Paul Norris, ND, a professor of obstetrics and gynecology at the University of Miami School of Medicine noted that the safety of a woman not having her period for years at a time has been well proven. During menstruation the endometrial tissue is shed and bled out. The taking of an active hormone pill, like Seasonale, prevents the buildup of endometrial tissue, so there isn't anything to shed. He added that the future would hold even greater options for women and that Seasonale was probably just the first step in a progressive move toward yearly (or longer) periods.

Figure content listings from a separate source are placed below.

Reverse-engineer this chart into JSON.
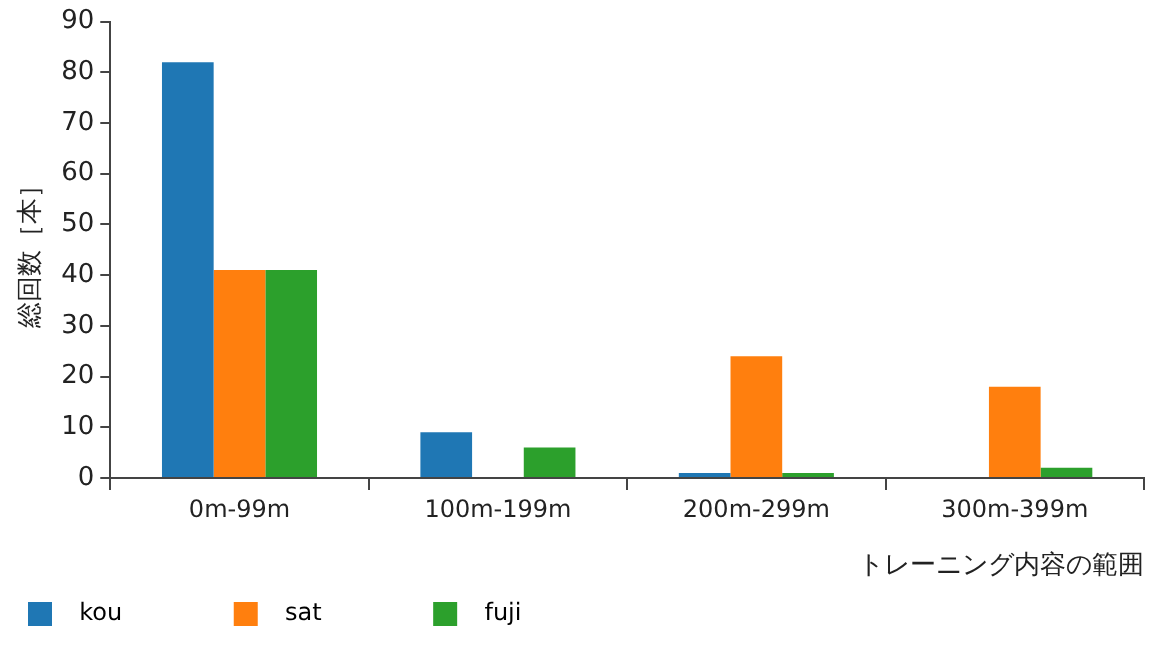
{
  "chart_data": {
    "type": "bar",
    "xlabel": "トレーニング内容の範囲",
    "ylabel": "総回数［本］",
    "categories": [
      "0m-99m",
      "100m-199m",
      "200m-299m",
      "300m-399m"
    ],
    "series": [
      {
        "name": "kou",
        "color": "#1f77b4",
        "values": [
          82,
          9,
          1,
          0
        ]
      },
      {
        "name": "sat",
        "color": "#ff7f0e",
        "values": [
          41,
          0,
          24,
          18
        ]
      },
      {
        "name": "fuji",
        "color": "#2ca02c",
        "values": [
          41,
          6,
          1,
          2
        ]
      }
    ],
    "ylim": [
      0,
      90
    ],
    "yticks": [
      0,
      10,
      20,
      30,
      40,
      50,
      60,
      70,
      80,
      90
    ],
    "grid": false,
    "legend": "bottom"
  }
}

How About a Period Once a Year?

As it turns out, Dr. Norris was completely correct in his assumption. In May of 2007 the US Food and Drug Administration approved for use the first, and only, birth control pill that is also designed to eliminate women's monthly periods. This birth control pill supplies an active dose of hormones every day for 365 days. The pills, consisting of 90 mcg levonorgestrel and 20 mcg ethinyl estradiol are categorized as a low dose, continuous, non-cyclic combination oral contraceptive. The product name is Lybrel.

What Is Lybrel?

Lybrel works just like any other type of oral contraceptive - it prevents pregnancy. However, these pills are taken every day over the course of a year, without stop, and the constant supply of levonorgestrel and ethinyl estradiol keep periods away for as long as the pill is taken. Once stopped, menstruation returns. A recent study of 187 women taking Lybrel found that 99% of the women started their menstrual period within three months of stopping Lybrel. Four of the women became pregnant before their periods returned and two of the women began menstruating again more than 90 days after the end of the study.

The Debate Rages

As expected, there is a debate around the idea of stopping menses entirely in a woman who is not pregnant, nursing, or post-menopausal. Opponents of Lybrel say it is not natural or it may be harmful to manipulate a woman's natural cycle by stopping menstruation. The fact is that if women are taking birth control pills at all, they are manipulating their periods because the pills put women on a 28-day cycle, regardless what their normal cycle would have been. Additionally, the bleeding that occurs during the seven days off active hormones (birth control pills) is not really menstruation because there is no endometrial lining that has built up. Rather, it is known as withdrawal bleeding, which tends to be lighter than a regular period because there is only a few days worth of build-up to be sloughed. Since women on Lybrel get continuous hormones, there should not be a build-up of endometrial tissue at all.

All In The Mind?

It is posited that including a week off from birth control pills to allow for menses is a cultural concept geared toward making women feel better about taking the pill. At least if she has some bleeding, she knows she's not pregnant, was the line of thinking. It ensured that women would be more inclined to take the pill.

The idea of not having to deal with menstruation is most appealing to many women. It makes planning events and trips, including weddings and honeymoons, much easier and, for women who suffer with intense menstrual issues not having a period is a slice of heaven.